Uber agreed to pay $10 million in a settlement with San Francisco and Los Angeles. It will have to pay another $15 million in two years if it hasn’t complied with all terms of the agreement. California Superior Court Judge Mary Wiss Thursday approved the settlement, resolving the enforcement action that began in December 2014. Uber agreed not to use possibly misleading phrases like “safest ride on the road” or describe its background checks as “the gold standard,” in advertising, the company said. “We’re glad to put this case behind us and excited to redouble our efforts serving riders and drivers across the state,” Uber said.
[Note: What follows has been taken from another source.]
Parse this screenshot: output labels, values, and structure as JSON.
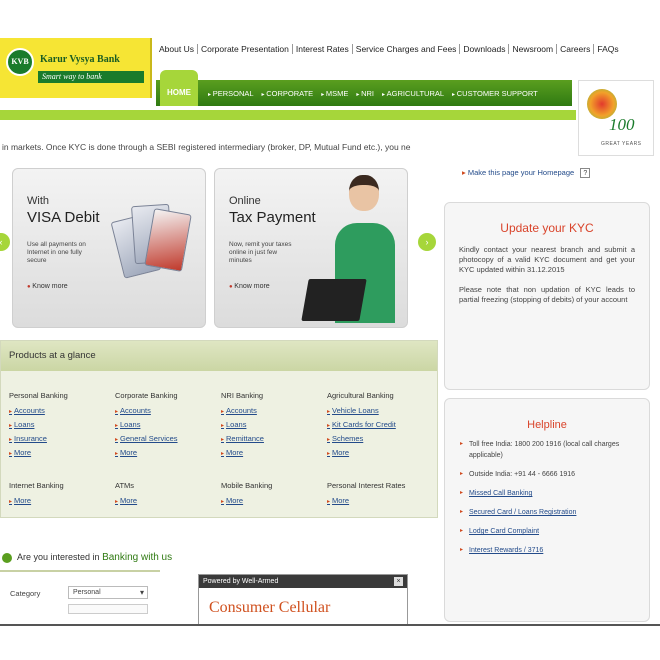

San Francisco District Attorney George Gascón said the settlement “sends a clear message to all businesses, and to startups in particular, that in the quest to quickly obtain market share, laws designed to protect consumers cannot be ignored.” Los Angeles County District Attorney Jackie Lacey said she's pleased Uber agreed to comply with state consumer laws: “The ridesharing company has pledged to communicate honestly about its driver background checks and airport fees, important steps to protecting the residents of California.”